Sermons

Summary: We must spread the joy of the Gospel as we fight all kinds of enslavement.

Thursday of First Week in Course 2016

Joy of the Gospel

I can’t imagine what it is to be a slave, or, for that matter, like Lincoln, a slave-owner. But all of us have sinned, and many have been addicted to one sin or the other. That’s the worst kind of slavery. The nation of Israel enslaved itself to the worship of foreign gods. They probably considered the Lord, God of Israel, to be a kind of historical oddity, but in the first reading, when their own strength of arms failed them, they brought the Ark of the Presence as their big weapon in battle. After all, isn’t He called Lord God of Hosts–of armies?

But when you look at the text carefully, you see that it was the Philistines who believed more in the power of the Lord. The presence of the Ark actually invigorated these foes, who overwhelmed the Israelites in battle, seized the Ark, and killed the corrupt sons of the effete high priest Eli, who promptly dropped dead when he heard the news. Israel then became a kind of slave-nation to the Philistines. In our Gospel, the anonymous leper was enslaved to his affliction, but he knew the power of Jesus, and the power of obedience. God’s ways are best, and even though following Him will involve pain and suffering, our prayer must for our own happiness always be “Thy will be done.”

The Holy Father continues his discussion of the poor and suffering, and what we must do for them, and he mentions enslavement: ‘I have always been distressed at the lot of those who are victims of various kinds of human trafficking. How I wish that all of us would hear God’s cry: “Where is your brother?” (Gen 4:9). Where is your brother or sister who is enslaved? Where is the brother and sister whom you are killing each day in clandestine warehouses, in rings of prostitution, in children used for begging, in exploiting undocumented labour? Let us not look the other way. There is greater complicity than we think. The issue involves everyone! This infamous network of crime is now well established in our cities, and many people have blood on their hands as a result of their comfortable and silent complicity.

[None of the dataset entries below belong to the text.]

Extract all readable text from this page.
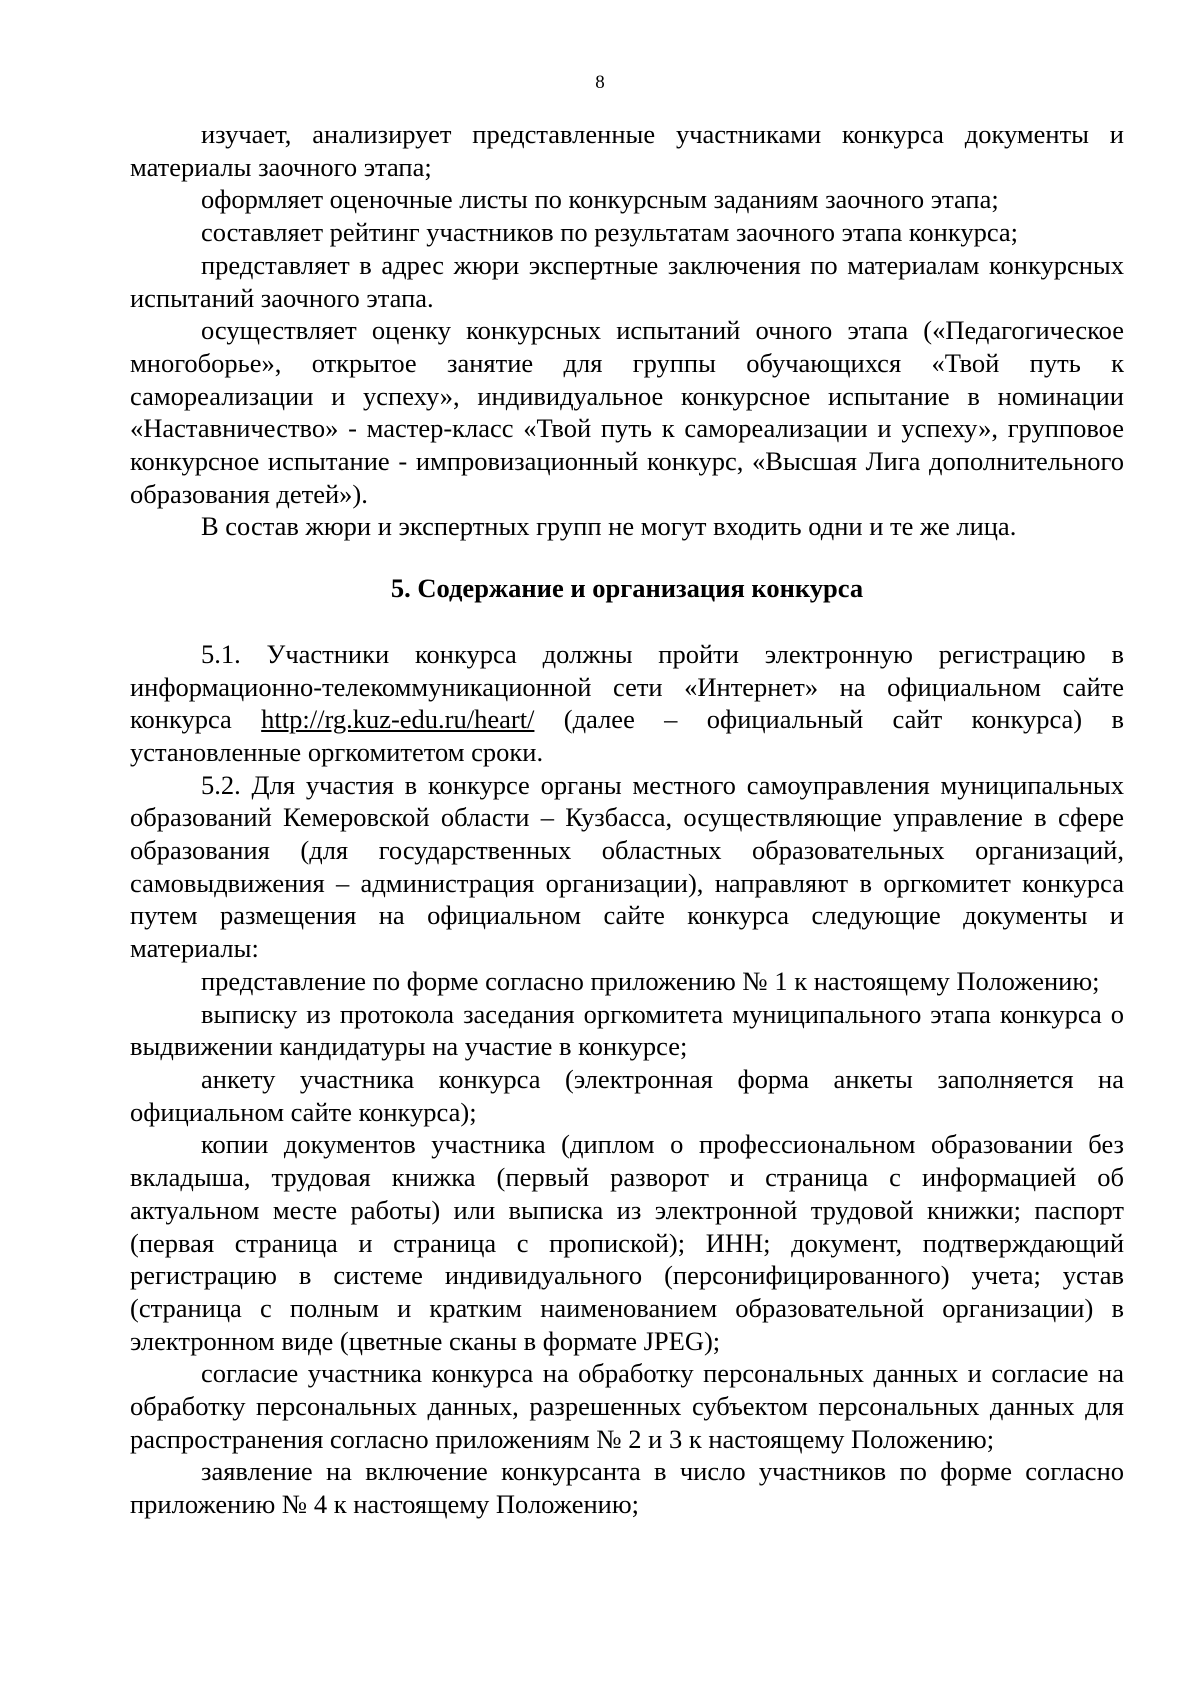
8

изучает, анализирует представленные участниками конкурса документы и материалы заочного этапа;

оформляет оценочные листы по конкурсным заданиям заочного этапа;

составляет рейтинг участников по результатам заочного этапа конкурса;

представляет в адрес жюри экспертные заключения по материалам конкурсных испытаний заочного этапа.

осуществляет оценку конкурсных испытаний очного этапа («Педагогическое многоборье», открытое занятие для группы обучающихся «Твой путь к самореализации и успеху», индивидуальное конкурсное испытание в номинации «Наставничество» - мастер-класс «Твой путь к самореализации и успеху», групповое конкурсное испытание - импровизационный конкурс, «Высшая Лига дополнительного образования детей»).

В состав жюри и экспертных групп не могут входить одни и те же лица.

5. Содержание и организация конкурса

5.1. Участники конкурса должны пройти электронную регистрацию в информационно-телекоммуникационной сети «Интернет» на официальном сайте конкурса http://rg.kuz-edu.ru/heart/ (далее – официальный сайт конкурса) в установленные оргкомитетом сроки.

5.2. Для участия в конкурсе органы местного самоуправления муниципальных образований Кемеровской области – Кузбасса, осуществляющие управление в сфере образования (для государственных областных образовательных организаций, самовыдвижения – администрация организации), направляют в оргкомитет конкурса путем размещения на официальном сайте конкурса следующие документы и материалы:

представление по форме согласно приложению № 1 к настоящему Положению;

выписку из протокола заседания оргкомитета муниципального этапа конкурса о выдвижении кандидатуры на участие в конкурсе;

анкету участника конкурса (электронная форма анкеты заполняется на официальном сайте конкурса);

копии документов участника (диплом о профессиональном образовании без вкладыша, трудовая книжка (первый разворот и страница с информацией об актуальном месте работы) или выписка из электронной трудовой книжки; паспорт (первая страница и страница с пропиской); ИНН; документ, подтверждающий регистрацию в системе индивидуального (персонифицированного) учета; устав (страница с полным и кратким наименованием образовательной организации) в электронном виде (цветные сканы в формате JPEG);

согласие участника конкурса на обработку персональных данных и согласие на обработку персональных данных, разрешенных субъектом персональных данных для распространения согласно приложениям № 2 и 3 к настоящему Положению;

заявление на включение конкурсанта в число участников по форме согласно приложению № 4 к настоящему Положению;
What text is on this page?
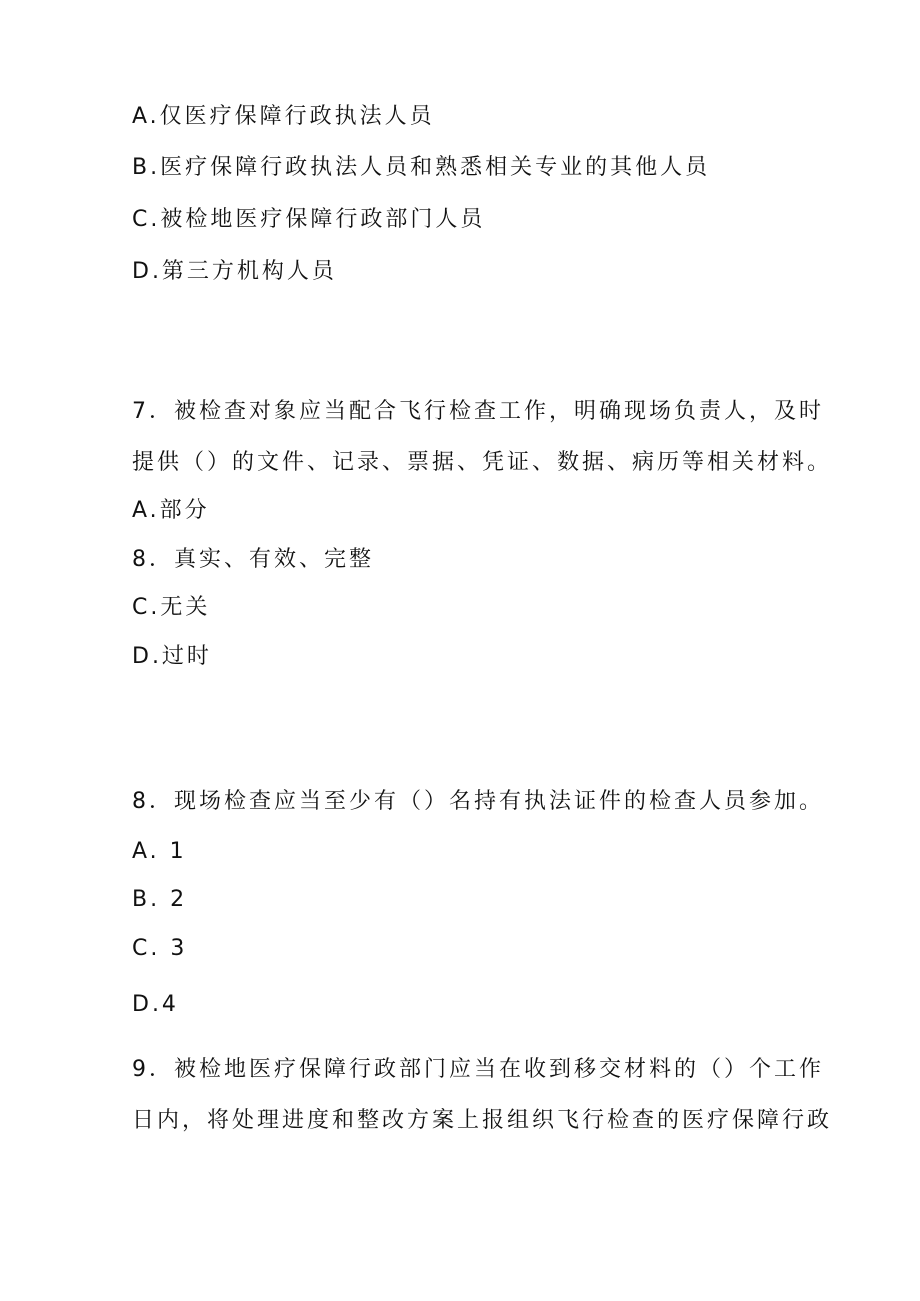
A.仅医疗保障行政执法人员
B.医疗保障行政执法人员和熟悉相关专业的其他人员
C.被检地医疗保障行政部门人员
D.第三方机构人员
7．被检查对象应当配合飞行检查工作，明确现场负责人，及时
提供（）的文件、记录、票据、凭证、数据、病历等相关材料。
A.部分
8．真实、有效、完整
C.无关
D.过时
8．现场检查应当至少有（）名持有执法证件的检查人员参加。
A. 1
B. 2
C. 3
D.4
9．被检地医疗保障行政部门应当在收到移交材料的（）个工作
日内，将处理进度和整改方案上报组织飞行检查的医疗保障行政
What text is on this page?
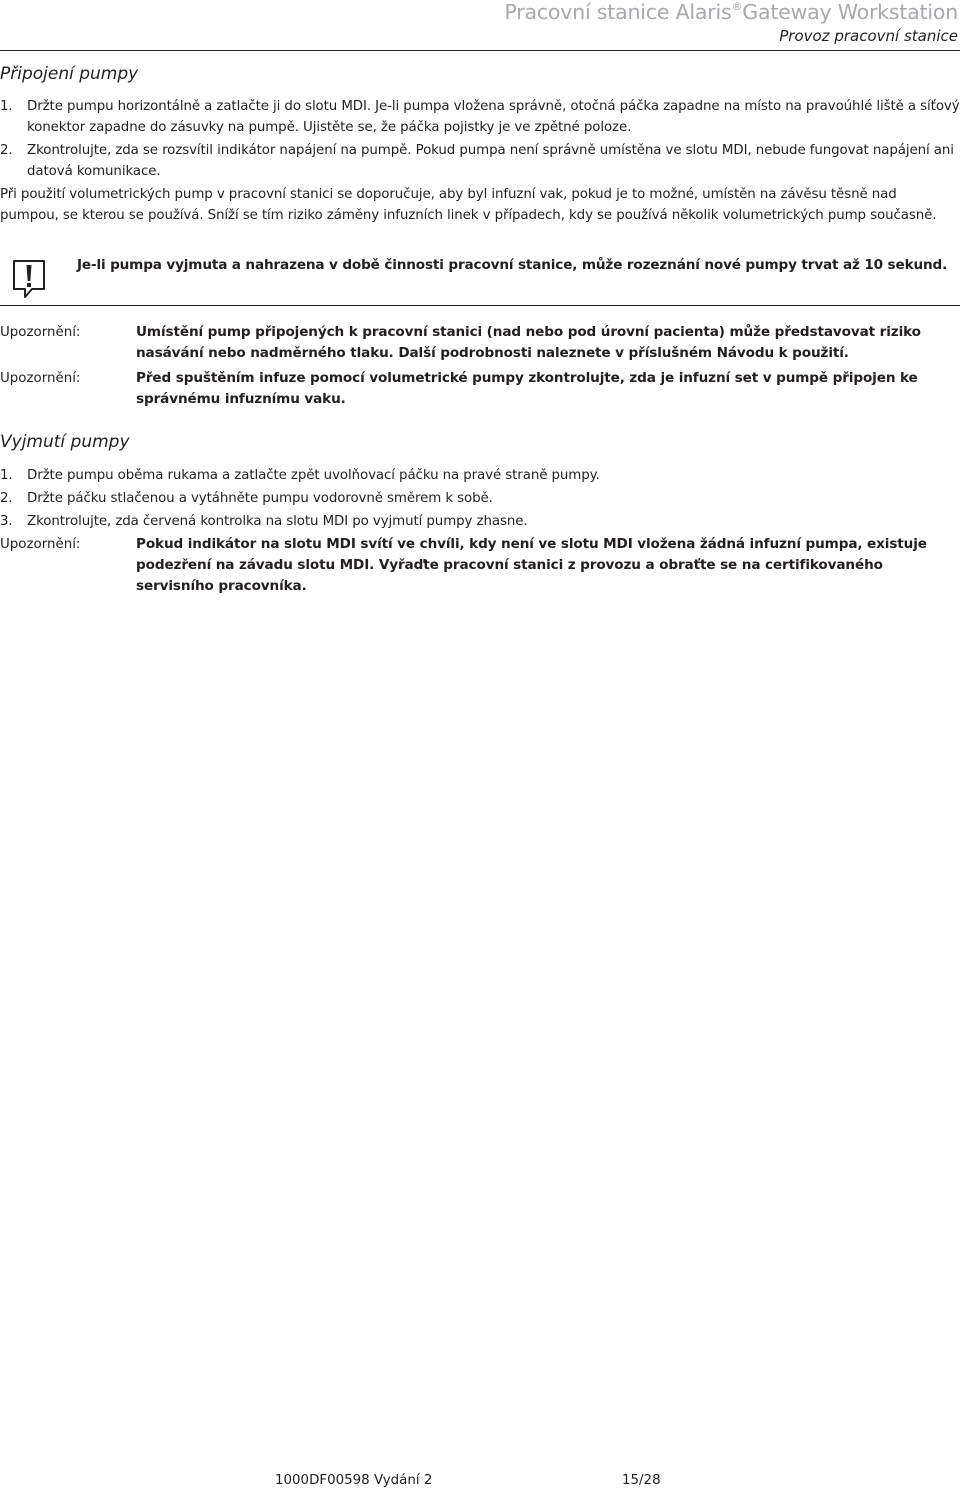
Pracovní stanice Alaris®Gateway Workstation
Provoz pracovní stanice
Připojení pumpy
1.	Držte pumpu horizontálně a zatlačte ji do slotu MDI. Je-li pumpa vložena správně, otočná páčka zapadne na místo na pravoúhlé liště a síťový konektor zapadne do zásuvky na pumpě. Ujistěte se, že páčka pojistky je ve zpětné poloze.
2.	Zkontrolujte, zda se rozsvítil indikátor napájení na pumpě. Pokud pumpa není správně umístěna ve slotu MDI, nebude fungovat napájení ani datová komunikace.
Při použití volumetrických pump v pracovní stanici se doporučuje, aby byl infuzní vak, pokud je to možné, umístěn na závěsu těsně nad pumpou, se kterou se používá. Sníží se tím riziko záměny infuzních linek v případech, kdy se používá několik volumetrických pump současně.
Je-li pumpa vyjmuta a nahrazena v době činnosti pracovní stanice, může rozeznání nové pumpy trvat až 10 sekund.
Upozornění:	Umístění pump připojených k pracovní stanici (nad nebo pod úrovní pacienta) může představovat riziko nasávání nebo nadměrného tlaku. Další podrobnosti naleznete v příslušném Návodu k použití.
Upozornění:	Před spuštěním infuze pomocí volumetrické pumpy zkontrolujte, zda je infuzní set v pumpě připojen ke správnému infuznímu vaku.
Vyjmutí pumpy
1.	Držte pumpu oběma rukama a zatlačte zpět uvolňovací páčku na pravé straně pumpy.
2.	Držte páčku stlačenou a vytáhněte pumpu vodorovně směrem k sobě.
3.	Zkontrolujte, zda červená kontrolka na slotu MDI po vyjmutí pumpy zhasne.
Upozornění:	Pokud indikátor na slotu MDI svítí ve chvíli, kdy není ve slotu MDI vložena žádná infuzní pumpa, existuje podezření na závadu slotu MDI. Vyřaďte pracovní stanici z provozu a obraťte se na certifikovaného servisního pracovníka.
1000DF00598 Vydání 2	15/28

‘Doubly poor are those women who endure situations of exclusion, mistreatment and violence, since they are frequently less able to defend their rights. Even so, we constantly witness among them impressive examples of daily heroism in defending and protecting their vulnerable families.

‘Among the vulnerable for whom the Church wishes to care with particular love and concern are unborn children, the most defenceless and innocent among us. Nowadays efforts are made to deny them their human dignity and to do with them whatever one pleases, taking their lives and passing laws preventing anyone from standing in the way of this. Frequently, as a way of ridiculing the Church’s effort to defend their lives, attempts are made to present her position as ideological, obscurantist and conservative. Yet this defence of unborn life is closely linked to the defence of each and every other human right. It involves the conviction that a human being is always sacred and inviolable, in any situation and at every stage of development. Human beings are ends in themselves and never a means of resolving other problems. Once this conviction disappears, so do solid and lasting foundations for the defence of human rights, which would always be subject to the passing whims of the powers that be. Reason alone is sufficient to recognize the inviolable value of each single human life, but if we also look at the issue from the standpoint of faith, “every violation of the personal dignity of the human being cries out in vengeance to God and is an offence against the creator of the individual”.‘

Some Catholics think that Pope Francis does not have the rights of pre-born humans close enough to his heart. These folks obviously don’t read his writings. Abortion is a sin that cries out to God for justice–and we must keep the plight of these tiny brothers and sisters of ours close to our hearts. We cannot rest until their right to life is respected, and the eradicators of human life put out of business for good.